El fragmento de la Carta del
Apóstol Santiago que se nos ha proclamado, es un
clásico de la doctrina de la Iglesia sobre la mala práctica en la acepción de
personas y que
nos pone da de bruces sobre uno de los principales cometidos de
la Iglesia: su opción por los pobres. Desagraciadamente el uso de las
apariencias para juzgar a nuestros semejantes es, como se ve, un tema muy
antiguo en el proceder de la humanidad. Apreciamos a los ricos, que llevan
anillo, a los elegantes que llevan ropas que admiramos; y buscamos estar a bien
con aquellos que en algo nos pueden beneficiar. Por el contrario, huimos de
quienes nada nos pueden dar, de las gentes que parece que nada tienen, de la
pobreza real, que siempre es sucia y deshilachada por el propio efecto de la
carencia de medios y bienes.
El evangelio de Marcos dice que
Jesús, recorrió
el territorio de Tiro y Sidón y atravesó la Decápolis.

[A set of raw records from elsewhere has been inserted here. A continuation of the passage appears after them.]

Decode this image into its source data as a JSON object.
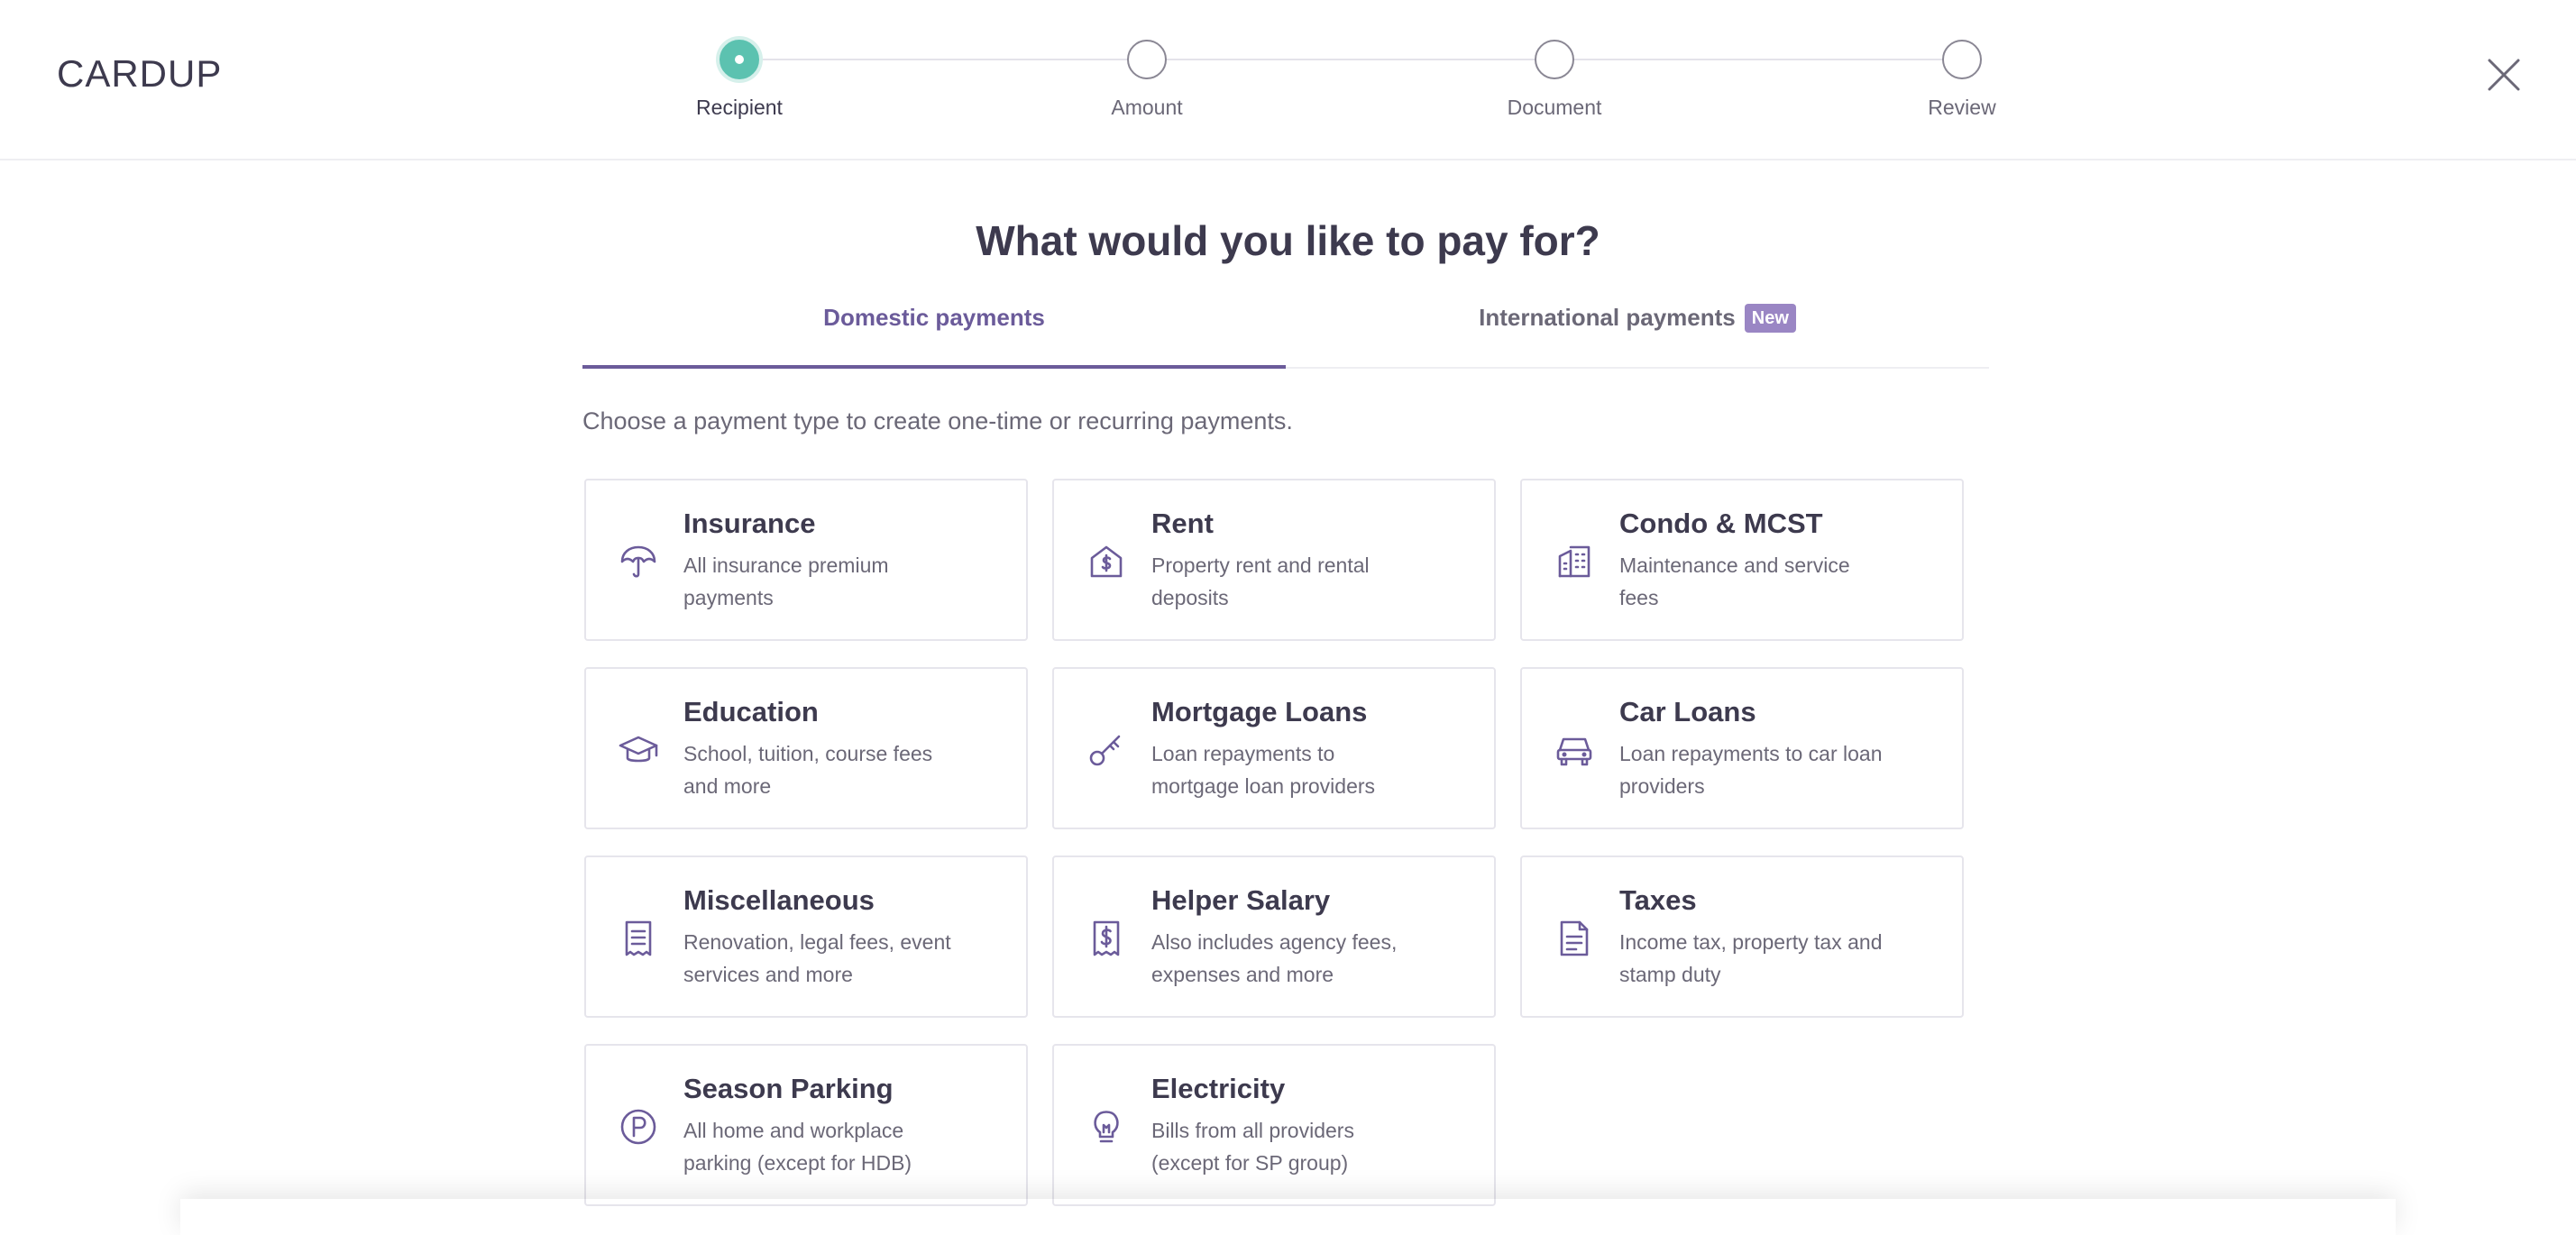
{
  "logo": {
    "text": "CARDUP"
  },
  "stepper": {
    "steps": [
      {
        "label": "Recipient",
        "active": true
      },
      {
        "label": "Amount",
        "active": false
      },
      {
        "label": "Document",
        "active": false
      },
      {
        "label": "Review",
        "active": false
      }
    ]
  },
  "page": {
    "title": "What would you like to pay for?",
    "subtitle": "Choose a payment type to create one-time or recurring payments."
  },
  "tabs": {
    "domestic": "Domestic payments",
    "international": "International payments",
    "international_badge": "New"
  },
  "colors": {
    "accent": "#6b5b9a",
    "step_active": "#5cc2b0",
    "badge": "#9a86c4",
    "icon": "#6b5b9a"
  },
  "cards": [
    {
      "title": "Insurance",
      "desc": "All insurance premium payments",
      "icon": "umbrella-icon"
    },
    {
      "title": "Rent",
      "desc": "Property rent and rental deposits",
      "icon": "house-dollar-icon"
    },
    {
      "title": "Condo & MCST",
      "desc": "Maintenance and service fees",
      "icon": "building-icon"
    },
    {
      "title": "Education",
      "desc": "School, tuition, course fees and more",
      "icon": "graduation-cap-icon"
    },
    {
      "title": "Mortgage Loans",
      "desc": "Loan repayments to mortgage loan providers",
      "icon": "key-icon"
    },
    {
      "title": "Car Loans",
      "desc": "Loan repayments to car loan providers",
      "icon": "car-icon"
    },
    {
      "title": "Miscellaneous",
      "desc": "Renovation, legal fees, event services and more",
      "icon": "receipt-icon"
    },
    {
      "title": "Helper Salary",
      "desc": "Also includes agency fees, expenses and more",
      "icon": "dollar-receipt-icon"
    },
    {
      "title": "Taxes",
      "desc": "Income tax, property tax and stamp duty",
      "icon": "document-icon"
    },
    {
      "title": "Season Parking",
      "desc": "All home and workplace parking (except for HDB)",
      "icon": "parking-icon"
    },
    {
      "title": "Electricity",
      "desc": "Bills from all providers (except for SP group)",
      "icon": "lightbulb-icon"
    }
  ]
}
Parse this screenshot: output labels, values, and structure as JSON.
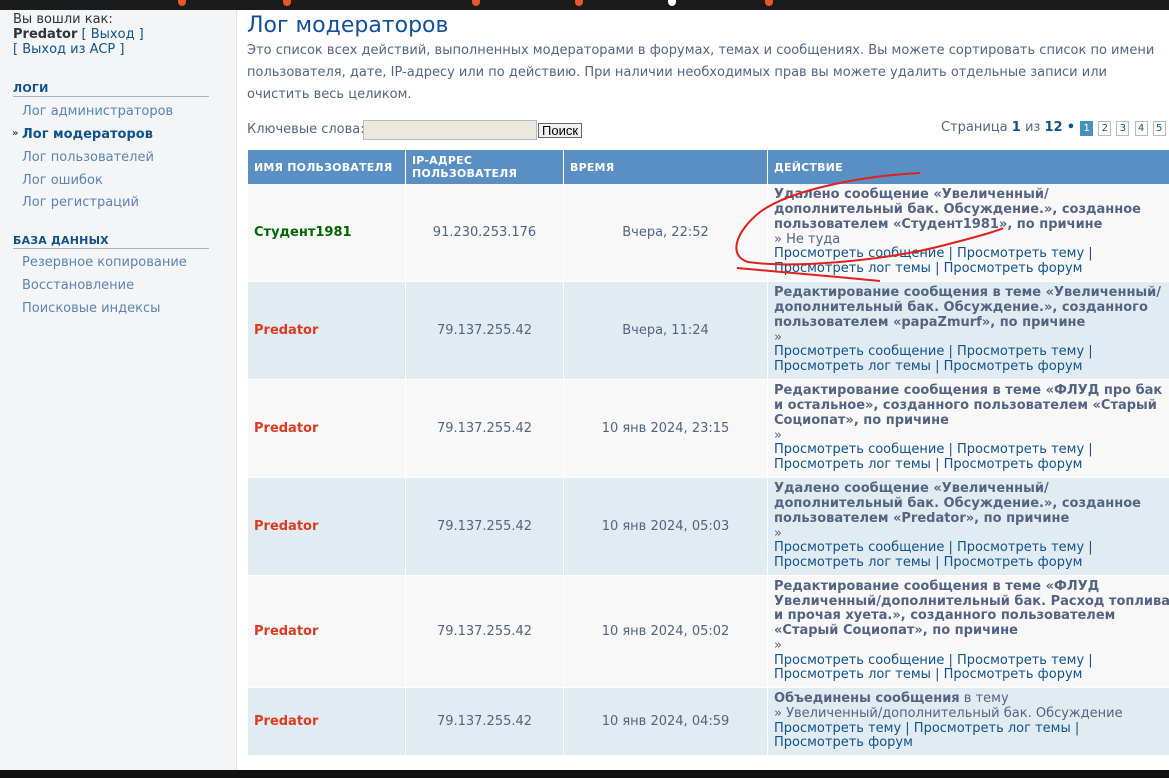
{
  "sidebar": {
    "logged_in_label": "Вы вошли как:",
    "username": "Predator",
    "logout_label": "[ Выход ]",
    "exit_acp_label": "[ Выход из ACP ]",
    "logs_section": "ЛОГИ",
    "logs_items": [
      "Лог администраторов",
      "Лог модераторов",
      "Лог пользователей",
      "Лог ошибок",
      "Лог регистраций"
    ],
    "active_marker": "»",
    "db_section": "БАЗА ДАННЫХ",
    "db_items": [
      "Резервное копирование",
      "Восстановление",
      "Поисковые индексы"
    ]
  },
  "main": {
    "title": "Лог модераторов",
    "description": "Это список всех действий, выполненных модераторами в форумах, темах и сообщениях. Вы можете сортировать список по имени пользователя, дате, IP-адресу или по действию. При наличии необходимых прав вы можете удалить отдельные записи или очистить весь целиком.",
    "keywords_label": "Ключевые слова:",
    "keywords_value": "",
    "search_button": "Поиск",
    "pagination": {
      "prefix": "Страница",
      "current": "1",
      "of": "из",
      "total": "12",
      "bullet": "•",
      "pages": [
        "1",
        "2",
        "3",
        "4",
        "5"
      ],
      "ellipsis": "..."
    }
  },
  "table": {
    "headers": [
      "ИМЯ ПОЛЬЗОВАТЕЛЯ",
      "IP-АДРЕС ПОЛЬЗОВАТЕЛЯ",
      "ВРЕМЯ",
      "ДЕЙСТВИЕ"
    ],
    "rows": [
      {
        "user": "Студент1981",
        "ip": "91.230.253.176",
        "time": "Вчера, 22:52",
        "action_title": "Удалено сообщение «Увеличенный/дополнительный бак. Обсуждение.», созданное пользователем «Студент1981», по причине",
        "action_detail": "» Не туда",
        "action_links": "Просмотреть сообщение | Просмотреть тему | Просмотреть лог темы | Просмотреть форум"
      },
      {
        "user": "Predator",
        "ip": "79.137.255.42",
        "time": "Вчера, 11:24",
        "action_title": "Редактирование сообщения в теме «Увеличенный/дополнительный бак. Обсуждение.», созданного пользователем «papaZmurf», по причине",
        "action_detail": "»",
        "action_links": "Просмотреть сообщение | Просмотреть тему | Просмотреть лог темы | Просмотреть форум"
      },
      {
        "user": "Predator",
        "ip": "79.137.255.42",
        "time": "10 янв 2024, 23:15",
        "action_title": "Редактирование сообщения в теме «ФЛУД про бак и остальное», созданного пользователем «Старый Социопат», по причине",
        "action_detail": "»",
        "action_links": "Просмотреть сообщение | Просмотреть тему | Просмотреть лог темы | Просмотреть форум"
      },
      {
        "user": "Predator",
        "ip": "79.137.255.42",
        "time": "10 янв 2024, 05:03",
        "action_title": "Удалено сообщение «Увеличенный/дополнительный бак. Обсуждение.», созданное пользователем «Predator», по причине",
        "action_detail": "»",
        "action_links": "Просмотреть сообщение | Просмотреть тему | Просмотреть лог темы | Просмотреть форум"
      },
      {
        "user": "Predator",
        "ip": "79.137.255.42",
        "time": "10 янв 2024, 05:02",
        "action_title": "Редактирование сообщения в теме «ФЛУД Увеличенный/дополнительный бак. Расход топлива и прочая хуета.», созданного пользователем «Старый Социопат», по причине",
        "action_detail": "»",
        "action_links": "Просмотреть сообщение | Просмотреть тему | Просмотреть лог темы | Просмотреть форум"
      },
      {
        "user": "Predator",
        "ip": "79.137.255.42",
        "time": "10 янв 2024, 04:59",
        "action_title": "Объединены сообщения",
        "action_title_suffix": " в тему",
        "action_detail": "» Увеличенный/дополнительный бак. Обсуждение",
        "action_links": "Просмотреть тему | Просмотреть лог темы | Просмотреть форум"
      }
    ]
  },
  "colors": {
    "header_bg": "#5a8fc4",
    "link": "#105289",
    "user_green": "#006400",
    "user_red": "#dd3a1f",
    "annotation": "#e0201c"
  }
}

Jesús no rehúsa hacer un milagro allí también, pues el anuncio de su salvación
es universal, sin distinciones. Se presenta a Jesús como una especie de
taumaturgo o mago que realiza curaciones. Pero Jesús no es eso: mira al cielo
antes de ayudar a aquel pobre hombre. Realiza la curación en nombre de Dios y
movido por el poder de la oración. Le dice con fuerza: ¡Ábrete! Le pide que se
abra a la fe. También nosotros necesitamos abrir nuestros ojos y nuestro
corazón a Dios y a los hermanos. Necesitamos poner en práctica la compasión y
la misericordia. Ábrete a los que necesitan tu amistad, ábrete al que necesita
tu cariño, ábrete al que necesita que alguien le escuche, ábrete a ese hermano
que te resulta tan pesado, ábrete al enfermo que espera tu visita en el
hospital, ábrete a aquél que no te saluda, ábrete a aquél que está llorando con
lágrimas de desaliento y soledad. También te dice: escucha los gemidos del
triste, escucha los lamentos de aquél que la vida trata injustamente, escucha a
aquél que ya no puede ni hablar, pero te está diciendo todo con sus gestos. No
seas mudo ni sordo, deja que el Señor abra tu boca y tus oídos.